One of the fastest-growing independents to cash in on that boom has been Firefly Productions, which last year broke ground on a sprawling studio complex 25 minutes from central Belgrade, where it will both produce its own series and host some of the growing number of foreign productions shooting in Serbia.

Firefly has a dozen series in development and production and was the big winner at this week’s Heart of Sarajevo TV Awards, where its five-part miniseries, “The Family” (pictured), about the final days of the former Yugoslav president Slobodan Milošević, won best drama series, best series creator, and best actor for leading man Boris Isaković. As Variety previously reported, the show has been picked up for North American distribution by OTT service MHz Choice.

Boban Jevtic, who co-founded Firefly in 2018 with Ivana Mikovic, says a regional ecosystem is developing that will boost all the Balkan industries. “I think the first step was really to create this boom of TV series,” he says. “The second step was this kind of regional recognition, and [the Heart of Sarajevo TV Awards] helped enormously in that. And the third step will be co-production – to get these companies [from the region] to work together.”

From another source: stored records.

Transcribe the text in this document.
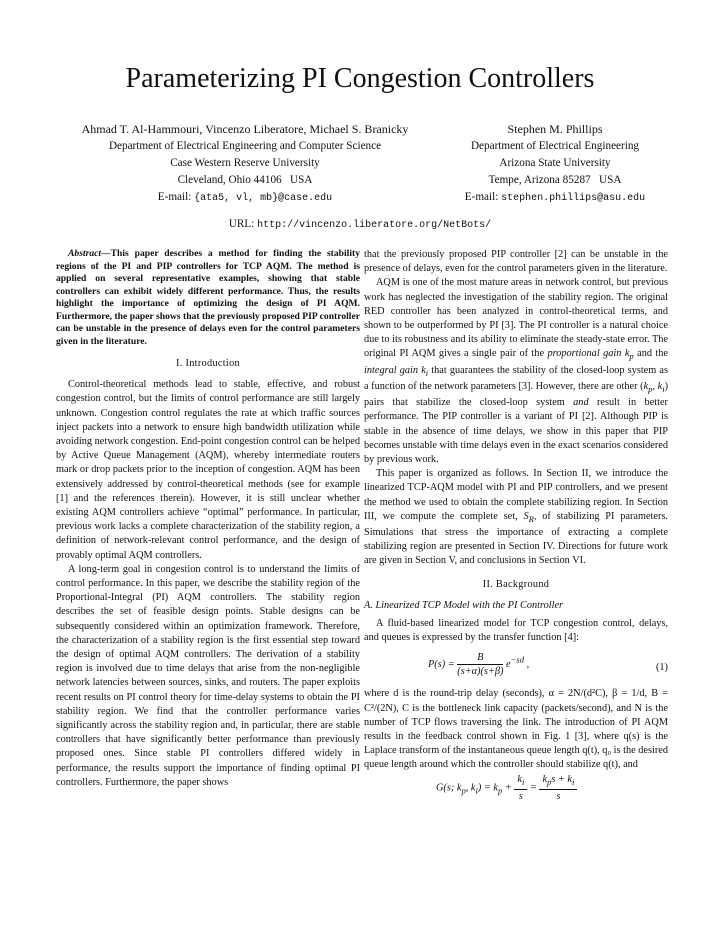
Parameterizing PI Congestion Controllers
Ahmad T. Al-Hammouri, Vincenzo Liberatore, Michael S. Branicky
Department of Electrical Engineering and Computer Science
Case Western Reserve University
Cleveland, Ohio 44106   USA
E-mail: {ata5, vl, mb}@case.edu
Stephen M. Phillips
Department of Electrical Engineering
Arizona State University
Tempe, Arizona 85287   USA
E-mail: stephen.phillips@asu.edu
URL: http://vincenzo.liberatore.org/NetBots/

Abstract—This paper describes a method for finding the stability regions of the PI and PIP controllers for TCP AQM. The method is applied on several representative examples, showing that stable controllers can exhibit widely different performance. Thus, the results highlight the importance of optimizing the design of PI AQM. Furthermore, the paper shows that the previously proposed PIP controller can be unstable in the presence of delays even for the control parameters given in the literature.

I. Introduction

Control-theoretical methods lead to stable, effective, and robust congestion control, but the limits of control performance are still largely unknown. Congestion control regulates the rate at which traffic sources inject packets into a network to ensure high bandwidth utilization while avoiding network congestion. End-point congestion control can be helped by Active Queue Management (AQM), whereby intermediate routers mark or drop packets prior to the inception of congestion. AQM has been extensively addressed by control-theoretical methods (see for example [1] and the references therein). However, it is still unclear whether existing AQM controllers achieve “optimal” performance. In particular, previous work lacks a complete characterization of the stability region, a definition of network-relevant control performance, and the design of provably optimal AQM controllers.

A long-term goal in congestion control is to understand the limits of control performance. In this paper, we describe the stability region of the Proportional-Integral (PI) AQM controllers. The stability region describes the set of feasible design points. Stable designs can be subsequently considered within an optimization framework. Therefore, the characterization of a stability region is the first essential step toward the design of optimal AQM controllers. The derivation of a stability region is involved due to time delays that arise from the non-negligible network latencies between sources, sinks, and routers. The paper exploits recent results on PI control theory for time-delay systems to obtain the PI stability region. We find that the controller performance varies significantly across the stability region and, in particular, there are stable controllers that have significantly better performance than previously proposed ones. Since stable PI controllers differed widely in performance, the results support the importance of finding optimal PI controllers. Furthermore, the paper shows

that the previously proposed PIP controller [2] can be unstable in the presence of delays, even for the control parameters given in the literature.

AQM is one of the most mature areas in network control, but previous work has neglected the investigation of the stability region. The original RED controller has been analyzed in control-theoretical terms, and shown to be outperformed by PI [3]. The PI controller is a natural choice due to its robustness and its ability to eliminate the steady-state error. The original PI AQM gives a single pair of the proportional gain $k_p$ and the integral gain $k_i$ that guarantees the stability of the closed-loop system as a function of the network parameters [3]. However, there are other ($k_p$, $k_i$) pairs that stabilize the closed-loop system and result in better performance. The PIP controller is a variant of PI [2]. Although PIP is stable in the absence of time delays, we show in this paper that PIP becomes unstable with time delays even in the exact scenarios considered by previous work.

This paper is organized as follows. In Section II, we introduce the linearized TCP-AQM model with PI and PIP controllers, and we present the method we used to obtain the complete stabilizing region. In Section III, we compute the complete set, $S_R$, of stabilizing PI parameters. Simulations that stress the importance of extracting a complete stabilizing region are presented in Section IV. Directions for future work are given in Section V, and conclusions in Section VI.

II. Background
A. Linearized TCP Model with the PI Controller

A fluid-based linearized model for TCP congestion control, delays, and queues is expressed by the transfer function [4]:

$P(s) = \frac{B}{(s+\alpha)(s+\beta)} e^{-sd}$ ,	(1)

where d is the round-trip delay (seconds), α = 2N/(d²C), β = 1/d, B = C²/(2N), C is the bottleneck link capacity (packets/second), and N is the number of TCP flows traversing the link. The introduction of PI AQM results in the feedback control shown in Fig. 1 [3], where q(s) is the Laplace transform of the instantaneous queue length q(t), q₀ is the desired queue length around which the controller should stabilize q(t), and

G(s; $k_p$, $k_i) = k_p + \frac{k_i}{s} = \frac{k_ps + k_i}{s}$
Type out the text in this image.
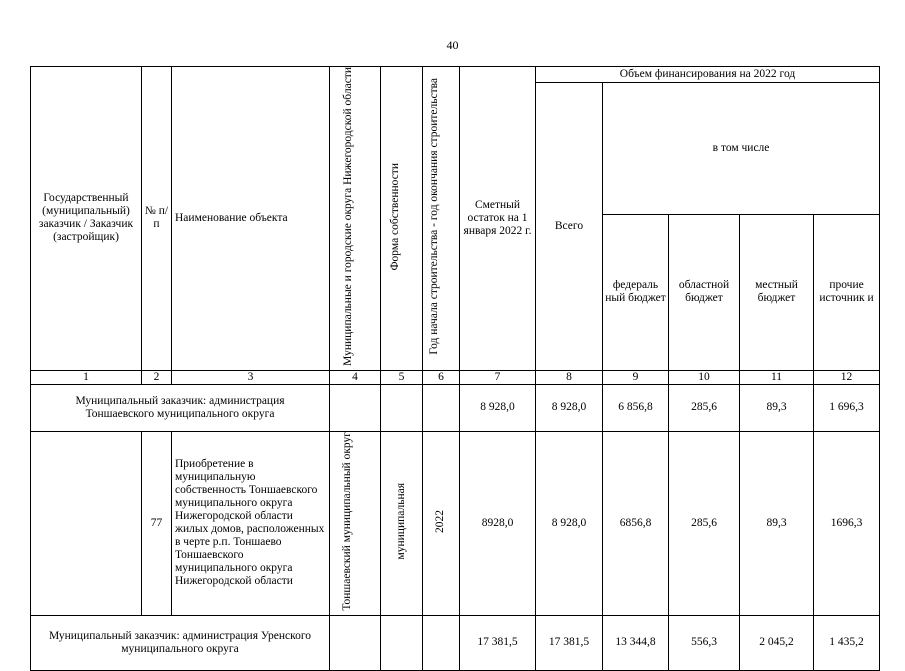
40
Государственный (муниципальный) заказчик / Заказчик (застройщик)	№ п/п	Наименование объекта	Муниципальные и городские округа Нижегородской области	Форма собственности	Год начала строительства - год окончания строительства	Сметный остаток на 1 января 2022 г.	Объем финансирования на 2022 год				
							Всего	в том числе			
								федераль ный бюджет	областной бюджет	местный бюджет	прочие источник и
1	2	3	4	5	6	7	8	9	10	11	12
Муниципальный заказчик: администрация Тоншаевского муниципального округа						8 928,0	8 928,0	6 856,8	285,6	89,3	1 696,3
	77	Приобретение в муниципальную собственность Тоншаевского муниципального округа Нижегородской области жилых домов, расположенных в черте р.п. Тоншаево Тоншаевского муниципального округа Нижегородской области	Тоншаевский муниципальный округ	муниципальная	2022	8928,0	8 928,0	6856,8	285,6	89,3	1696,3
Муниципальный заказчик: администрация Уренского муниципального округа						17 381,5	17 381,5	13 344,8	556,3	2 045,2	1 435,2
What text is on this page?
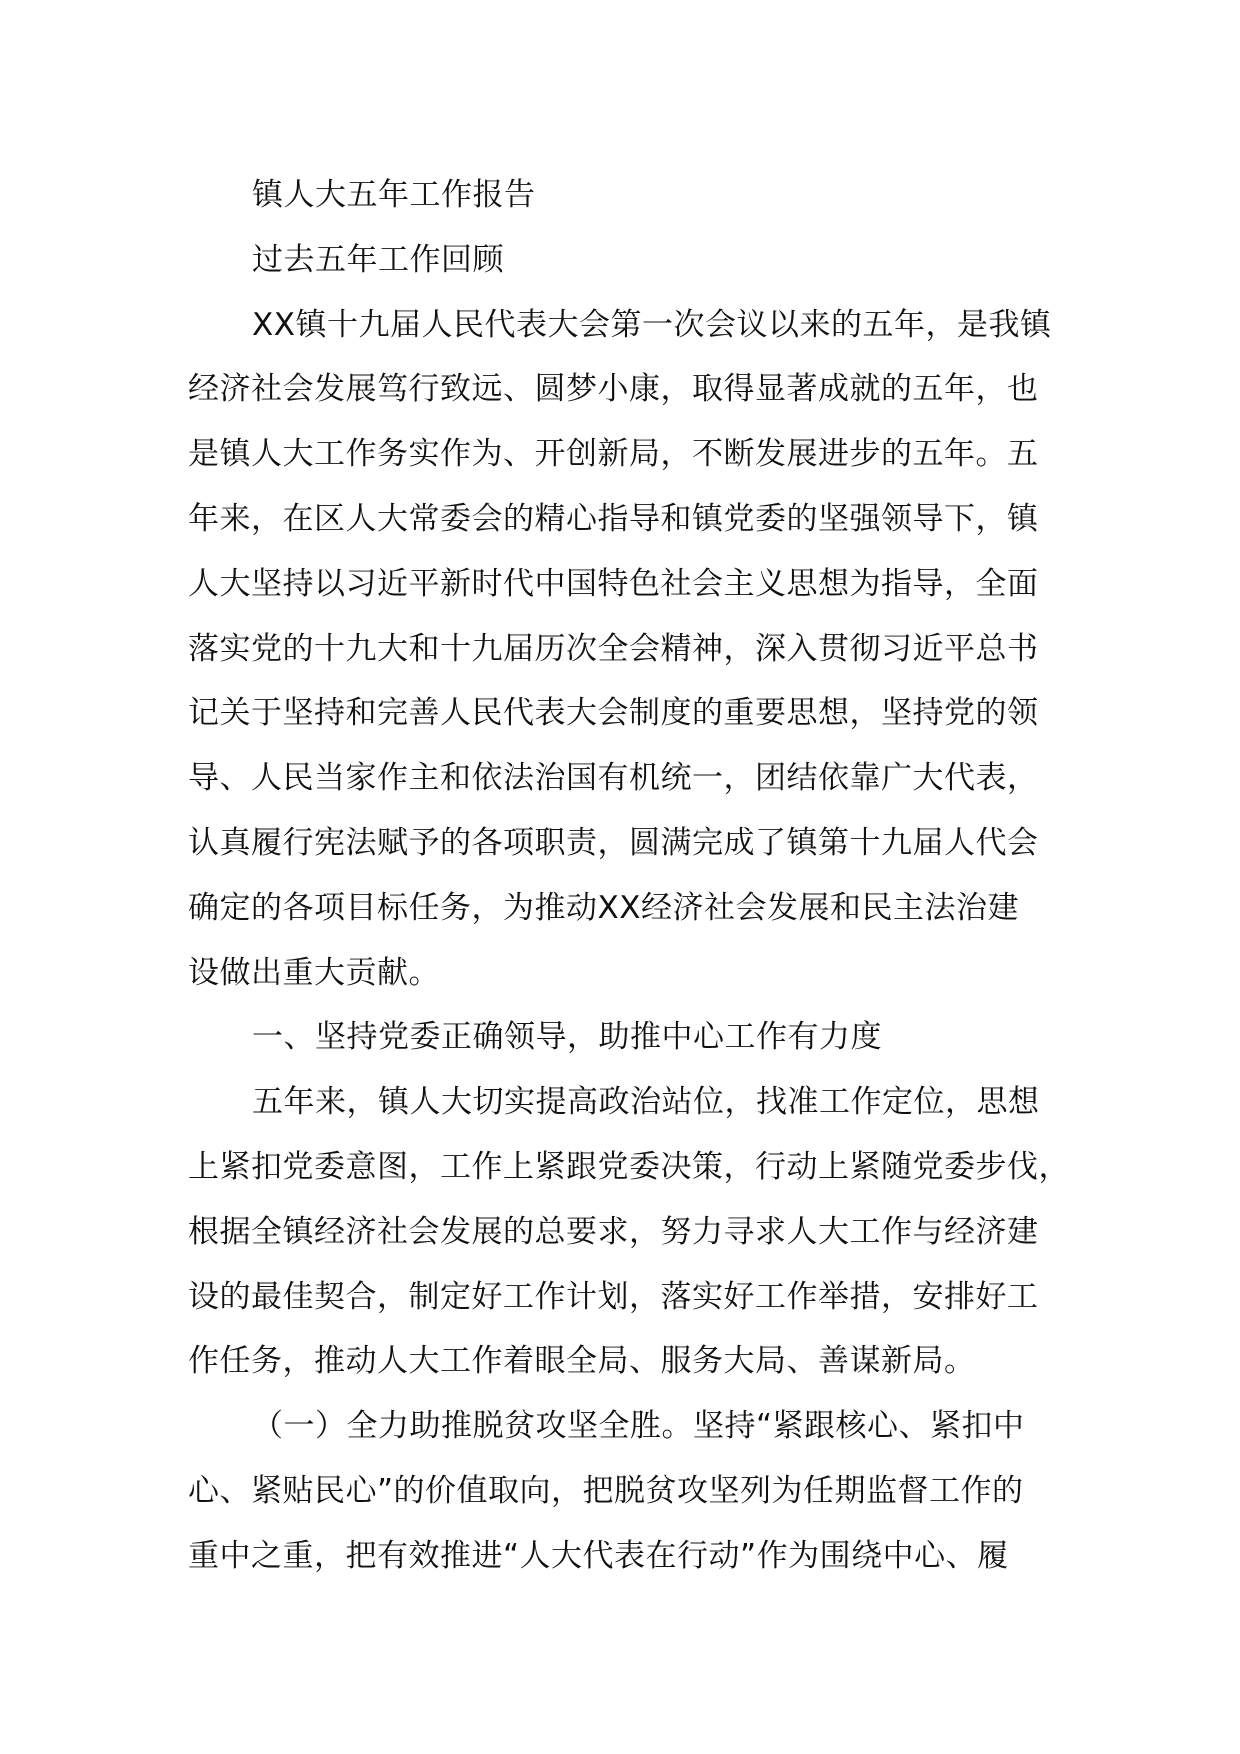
镇人大五年工作报告
过去五年工作回顾
XX镇十九届人民代表大会第一次会议以来的五年，是我镇
经济社会发展笃行致远、圆梦小康，取得显著成就的五年，也
是镇人大工作务实作为、开创新局，不断发展进步的五年。五
年来，在区人大常委会的精心指导和镇党委的坚强领导下，镇
人大坚持以习近平新时代中国特色社会主义思想为指导，全面
落实党的十九大和十九届历次全会精神，深入贯彻习近平总书
记关于坚持和完善人民代表大会制度的重要思想，坚持党的领
导、人民当家作主和依法治国有机统一，团结依靠广大代表，
认真履行宪法赋予的各项职责，圆满完成了镇第十九届人代会
确定的各项目标任务，为推动XX经济社会发展和民主法治建
设做出重大贡献。
一、坚持党委正确领导，助推中心工作有力度
五年来，镇人大切实提高政治站位，找准工作定位，思想
上紧扣党委意图，工作上紧跟党委决策，行动上紧随党委步伐，
根据全镇经济社会发展的总要求，努力寻求人大工作与经济建
设的最佳契合，制定好工作计划，落实好工作举措，安排好工
作任务，推动人大工作着眼全局、服务大局、善谋新局。
（一）全力助推脱贫攻坚全胜。坚持“紧跟核心、紧扣中
心、紧贴民心”的价值取向，把脱贫攻坚列为任期监督工作的
重中之重，把有效推进“人大代表在行动”作为围绕中心、履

Drugi Plan co-founder Nebojša Taraba says the Zagreb-based production outfit has stepped up its partnerships with both regional and European companies in recent years. “We see that this somehow is very organic within Europe,” he tells Variety.

Currently on the company’s slate is “Anatomy of a Crime,” a crime drama set in 1960s Yugoslavia co-produced with Serbian production outfit Film Fantastika, as well as “The Possibility of an Island,” a first-of-its-kind co-production between the Balkans and Scandinavia, which Drugi Plan is co-producing with Iceland’s Glassriver.

The series follows on the heels of “The Silence,” a true-crime drama that Drugi Plan co-produced with Beta Film and Russia’s Star Media and will be distributed internationally by Beta, which acquired a majority stake in the Croatian company last year. Many in the region are hoping that the move by the Munich-based production and distribution powerhouse is a sign of greater investment to come from other regional and global players.

The biggest game-changer, of course, would be if Netflix were to commit some of its vast resources to the region, as it’s done in Spain, Poland, and Scandinavia. But so far, say leading Balkan producers, the Los Gatos-based streaming giant has stayed put. “The market is small,” says Danijel Pek, of Zagreb-based Antitalent, comparing the diminutive Croatian market – population 4 million – to European heavyweights like Poland (38 million). “[In bigger countries] they have much easier returns.”

Regional players are nevertheless looking to fill the gap. This June, Bosnia’s BH Telecom launched an 18 million mark ($10.8 million) fund to support local TV production, with crime dramas from Tanović and Oscar nominee Jasmila Žbanić (“Quo Vadis, Aida?”) among the projects already greenlit. This week at the Heart of Sarajevo TV Awards, the company’s CEO, Sedin Kahriman, announced a new funding call with an additional 18 million marks available to producers from across the former Yugoslavia.

For a region with deep cultural and historical ties – as well as a recent history mired in bloodshed – such cross-border collaboration remains both urgently needed and frustratingly elusive. Taraba, of Croatia’s Drugi Plan, recalls how he and a Serbian co-producer arranged a sit-down between the public broadcasters of their respective countries to discuss a slate of projects – the first ever high-level meeting between the regional rivals. “We think it’s really crucial,” he says. “The war will finish when two main public broadcasters start to cooperate.”